İlk olarak AK Parti'nin kuruluşundan beri özellikle dış politikanın en önemli belirleyicisi konumundaki Ahmet Davutoğlu partiden ayrılmış ve Gelecek Partisi'ni kurarak yeni programı ile siyaset sahnesine bu kez bir rakip olarak çıkmıştır.
Temel saikleri fabrika ayarlarına yani muhafazakar demokratlığa geri dönüştür.
İkinci olarak; Ali Babacan önderliğinde kurulma aşamasına gelmiş başka bir parti söz konusudur.
Bu partinin daha çok Avrupa Birliği uyum yasalarını önceleyen liberal demokrat bir programa sahip olacağı artık kesin gözükmektedir.
Henüz parti programı kesinleşmemiş olmasını da göz önüne alarak Babacan’ın kendisini merkezde konumlandıracağı ve özellikle ekonomik toplumsal tepkiyi adeta bir rüzgâr olarak kullanmak isteyeceği söylenebilir.
Toplumsal uzlaşıyı bulma adına ne sağ ne de sol kulvarda yer almayacağını Babacan’ın bazı söylemlerinden çıkarmak mümkündür.
AK Parti içinden çıkacak iki yeni parti, FP kapatılma sürecine her ne kadar benzer bir durumu yansıtsa da 28 Şubat sürecindeki “mağdur” FP ile günümüzdeki iktidar aygıtını tamamen elinde bulundurarak devlet ile bütünleşen AK Parti'nin tarihsel koşullarının aynı olmadığını göz önünde bulundurmak gerekir.

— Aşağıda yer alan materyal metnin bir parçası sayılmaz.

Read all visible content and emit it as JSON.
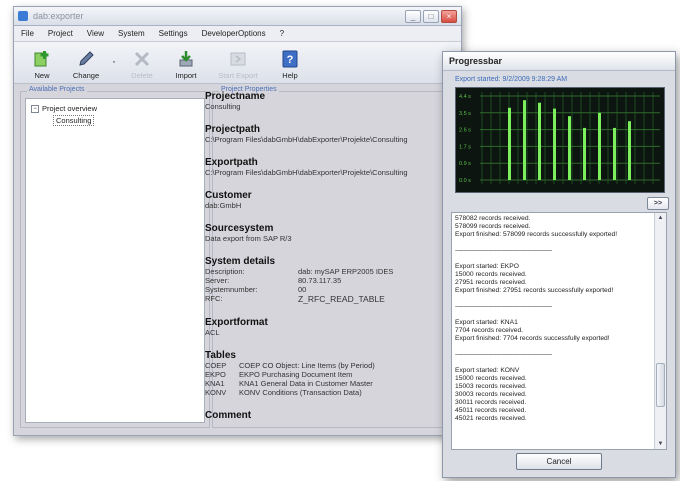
{
  "window": {
    "title": "dab:exporter",
    "controls": [
      "_",
      "□",
      "×"
    ]
  },
  "menu": [
    "File",
    "Project",
    "View",
    "System",
    "Settings",
    "DeveloperOptions",
    "?"
  ],
  "toolbar": {
    "buttons": [
      {
        "label": "New",
        "icon": "plus-icon",
        "enabled": true
      },
      {
        "label": "Change",
        "icon": "edit-icon",
        "enabled": true
      },
      {
        "label": "Delete",
        "icon": "delete-x-icon",
        "enabled": false
      },
      {
        "label": "Import",
        "icon": "import-arrow-icon",
        "enabled": true
      },
      {
        "label": "Start Export",
        "icon": "start-export-icon",
        "enabled": false
      },
      {
        "label": "Help",
        "icon": "help-icon",
        "enabled": true
      }
    ]
  },
  "projects_panel": {
    "title": "Available Projects",
    "root": "Project overview",
    "child": "Consulting"
  },
  "properties": {
    "title": "Project Properties",
    "projectname_label": "Projectname",
    "projectname": "Consulting",
    "projectpath_label": "Projectpath",
    "projectpath": "C:\\Program Files\\dabGmbH\\dabExporter\\Projekte\\Consulting",
    "exportpath_label": "Exportpath",
    "exportpath": "C:\\Program Files\\dabGmbH\\dabExporter\\Projekte\\Consulting",
    "customer_label": "Customer",
    "customer": "dab:GmbH",
    "sourcesystem_label": "Sourcesystem",
    "sourcesystem": "Data export from SAP R/3",
    "system_details_label": "System details",
    "system_details": [
      {
        "key": "Description:",
        "value": "dab: mySAP ERP2005 IDES"
      },
      {
        "key": "Server:",
        "value": "80.73.117.35"
      },
      {
        "key": "Systemnumber:",
        "value": "00"
      },
      {
        "key": "RFC:",
        "value": "Z_RFC_READ_TABLE"
      }
    ],
    "exportformat_label": "Exportformat",
    "exportformat": "ACL",
    "tables_label": "Tables",
    "tables": [
      {
        "code": "COEP",
        "desc": "COEP CO Object: Line Items (by Period)"
      },
      {
        "code": "EKPO",
        "desc": "EKPO Purchasing Document Item"
      },
      {
        "code": "KNA1",
        "desc": "KNA1 General Data in Customer Master"
      },
      {
        "code": "KONV",
        "desc": "KONV Conditions (Transaction Data)"
      }
    ],
    "comment_label": "Comment"
  },
  "progress": {
    "title": "Progressbar",
    "started": "Export started: 9/2/2009 9:28:29 AM",
    "chart_ticks": [
      "4.4 s",
      "3.5 s",
      "2.6 s",
      "1.7 s",
      "0.9 s",
      "0.0 s"
    ],
    "chart_bar_levels": [
      0.86,
      0.95,
      0.92,
      0.85,
      0.76,
      0.62,
      0.8,
      0.62,
      0.7
    ],
    "expand_label": ">>",
    "log": [
      "578082 records received.",
      "578099 records received.",
      "Export finished: 578099 records successfully exported!",
      "",
      "--------------------------------------------------------",
      "",
      "Export started: EKPO",
      "15000 records received.",
      "27951 records received.",
      "Export finished: 27951 records successfully exported!",
      "",
      "--------------------------------------------------------",
      "",
      "Export started: KNA1",
      "7704 records received.",
      "Export finished: 7704 records successfully exported!",
      "",
      "--------------------------------------------------------",
      "",
      "Export started: KONV",
      "15000 records received.",
      "15003 records received.",
      "30003 records received.",
      "30011 records received.",
      "45011 records received.",
      "45021 records received."
    ],
    "cancel_label": "Cancel"
  }
}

Zira FP döneminde periferide kalan dindar kesim şu an merkezde konumlanmış ve iktidarın tüm nimetlerinden faydalanır durumdadır.
Bu da değişimin hızını yavaşlatacak ya da sonlandıracak enstrümanların halen AK Parti iktidarında olduğunu gösterir.
Bakalım tarih tekerrür edecek mi?
* Bu makalede yer alan fikirler yazara aittir ve Independent Türkçe’nin editöryal politikasını yansıtmayabilir.